Emptiness

When I wake up in the morning, I often experience a profound sense of emptiness. It’s been that way for the last few years.

It’s not emptiness in the Buddhist sense. The Buddhist emptiness can be taken as absence of a real separate self inherent in reality, or absence of experience of being a separate self. (Absence of identification as a self – or with images or words which tends to create identification as a self.)

It’s not emptiness in an ordinary psychological sense, meaning an unfortunate sense of lack of meaning or richness in ones life.

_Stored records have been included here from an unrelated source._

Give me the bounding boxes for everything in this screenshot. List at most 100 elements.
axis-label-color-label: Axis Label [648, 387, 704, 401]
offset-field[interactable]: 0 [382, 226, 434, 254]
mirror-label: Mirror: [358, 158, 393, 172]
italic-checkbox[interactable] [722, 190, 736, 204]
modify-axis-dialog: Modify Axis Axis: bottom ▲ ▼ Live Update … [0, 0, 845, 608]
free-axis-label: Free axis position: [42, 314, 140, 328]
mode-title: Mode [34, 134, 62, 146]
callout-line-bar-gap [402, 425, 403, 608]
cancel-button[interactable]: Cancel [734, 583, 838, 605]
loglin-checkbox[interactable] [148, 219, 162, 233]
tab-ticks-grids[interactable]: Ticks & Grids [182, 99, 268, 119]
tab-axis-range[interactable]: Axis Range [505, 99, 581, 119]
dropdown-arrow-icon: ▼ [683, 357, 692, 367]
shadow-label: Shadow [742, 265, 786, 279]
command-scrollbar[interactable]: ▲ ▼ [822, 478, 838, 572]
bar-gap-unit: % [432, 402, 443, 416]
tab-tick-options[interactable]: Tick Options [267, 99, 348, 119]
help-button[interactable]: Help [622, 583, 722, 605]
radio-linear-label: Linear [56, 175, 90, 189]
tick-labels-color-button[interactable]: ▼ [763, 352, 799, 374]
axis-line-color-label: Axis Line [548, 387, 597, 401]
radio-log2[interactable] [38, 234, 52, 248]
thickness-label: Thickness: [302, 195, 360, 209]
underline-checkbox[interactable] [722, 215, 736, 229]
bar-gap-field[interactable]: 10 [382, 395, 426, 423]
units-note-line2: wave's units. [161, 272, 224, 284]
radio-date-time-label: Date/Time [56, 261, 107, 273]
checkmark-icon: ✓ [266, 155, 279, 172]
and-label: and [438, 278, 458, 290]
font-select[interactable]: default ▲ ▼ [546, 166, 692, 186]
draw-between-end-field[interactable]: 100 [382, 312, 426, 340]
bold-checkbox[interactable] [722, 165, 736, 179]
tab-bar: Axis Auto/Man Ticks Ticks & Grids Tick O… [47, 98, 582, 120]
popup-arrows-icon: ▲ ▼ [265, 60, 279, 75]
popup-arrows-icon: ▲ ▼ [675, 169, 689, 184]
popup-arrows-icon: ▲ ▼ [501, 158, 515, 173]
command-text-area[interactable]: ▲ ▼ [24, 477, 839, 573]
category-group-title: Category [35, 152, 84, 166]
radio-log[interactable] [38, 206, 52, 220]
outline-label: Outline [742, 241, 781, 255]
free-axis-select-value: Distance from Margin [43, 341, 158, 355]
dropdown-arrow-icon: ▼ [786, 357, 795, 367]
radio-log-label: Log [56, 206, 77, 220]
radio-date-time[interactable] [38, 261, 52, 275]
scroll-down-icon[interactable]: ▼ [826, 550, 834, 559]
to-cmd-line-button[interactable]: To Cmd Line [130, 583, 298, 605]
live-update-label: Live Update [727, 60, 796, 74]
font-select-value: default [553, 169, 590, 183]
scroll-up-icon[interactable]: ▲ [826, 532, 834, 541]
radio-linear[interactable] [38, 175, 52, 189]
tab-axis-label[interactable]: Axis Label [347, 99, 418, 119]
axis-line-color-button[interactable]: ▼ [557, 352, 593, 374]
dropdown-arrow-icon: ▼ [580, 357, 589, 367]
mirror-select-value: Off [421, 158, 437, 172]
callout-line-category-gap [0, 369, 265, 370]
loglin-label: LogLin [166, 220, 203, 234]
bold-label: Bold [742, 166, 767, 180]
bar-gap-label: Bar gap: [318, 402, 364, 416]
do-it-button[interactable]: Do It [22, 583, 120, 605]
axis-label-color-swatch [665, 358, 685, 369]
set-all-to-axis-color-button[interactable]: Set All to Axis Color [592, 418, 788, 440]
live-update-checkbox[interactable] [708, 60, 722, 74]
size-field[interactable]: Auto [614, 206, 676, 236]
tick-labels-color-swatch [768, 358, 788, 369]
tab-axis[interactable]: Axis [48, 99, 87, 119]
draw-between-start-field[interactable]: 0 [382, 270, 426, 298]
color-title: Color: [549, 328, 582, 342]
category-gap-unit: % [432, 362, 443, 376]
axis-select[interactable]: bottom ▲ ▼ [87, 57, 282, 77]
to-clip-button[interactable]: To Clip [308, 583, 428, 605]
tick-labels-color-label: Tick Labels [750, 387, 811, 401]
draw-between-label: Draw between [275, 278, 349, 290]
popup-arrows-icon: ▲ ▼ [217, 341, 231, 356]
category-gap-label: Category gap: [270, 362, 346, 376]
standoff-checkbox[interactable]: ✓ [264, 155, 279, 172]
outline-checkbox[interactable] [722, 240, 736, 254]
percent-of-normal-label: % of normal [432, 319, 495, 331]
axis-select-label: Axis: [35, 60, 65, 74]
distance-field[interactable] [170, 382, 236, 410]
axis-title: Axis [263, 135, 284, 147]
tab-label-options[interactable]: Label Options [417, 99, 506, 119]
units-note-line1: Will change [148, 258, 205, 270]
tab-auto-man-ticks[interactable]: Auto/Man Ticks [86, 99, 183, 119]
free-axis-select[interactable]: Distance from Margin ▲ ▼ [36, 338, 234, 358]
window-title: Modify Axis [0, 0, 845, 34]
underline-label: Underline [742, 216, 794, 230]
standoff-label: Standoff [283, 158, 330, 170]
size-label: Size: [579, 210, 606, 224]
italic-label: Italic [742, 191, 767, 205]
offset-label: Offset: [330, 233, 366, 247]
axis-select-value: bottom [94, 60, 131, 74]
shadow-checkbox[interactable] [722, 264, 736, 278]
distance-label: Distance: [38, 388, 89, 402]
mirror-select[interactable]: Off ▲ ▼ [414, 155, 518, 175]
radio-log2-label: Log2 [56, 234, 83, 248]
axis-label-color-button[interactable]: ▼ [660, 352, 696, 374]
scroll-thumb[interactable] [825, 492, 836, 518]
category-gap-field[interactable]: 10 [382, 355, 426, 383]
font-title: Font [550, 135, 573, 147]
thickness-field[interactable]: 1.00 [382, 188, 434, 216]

It’s more of an “energetic” emptiness. An absence of movement. A deep silence and stillness. It scares my mind still, since it projects it into my human self and the future. It creates images of an inability of this human self to function in the world, and complete lack of initiative. I often take time to experience the emptiness, and sometimes meeting and feeling the fear. Thanking it for protecting me. Thanking it for it’s love. Finding love for it, as it is. As soon as I get up and start doing things, this sense of emptiness goes into the background. (Although I can still find it, even now.) As soon as I can find genuine love for this emptiness and the fear that comes up in response to it, something may shift. I suspect I may notice everything as this stillness more and throughout the day, and also that what’s noticing is the stillness itself.

Without knowing, I suspect that the Buddhist emptiness may refer to two things. One is the absence of a real separate self anywhere, and the realization of this. Another is the deep stillness which comes into the foreground as all there is. The stillness recognizing itself as all there is. (This may be what’s happening in the mornings these days.)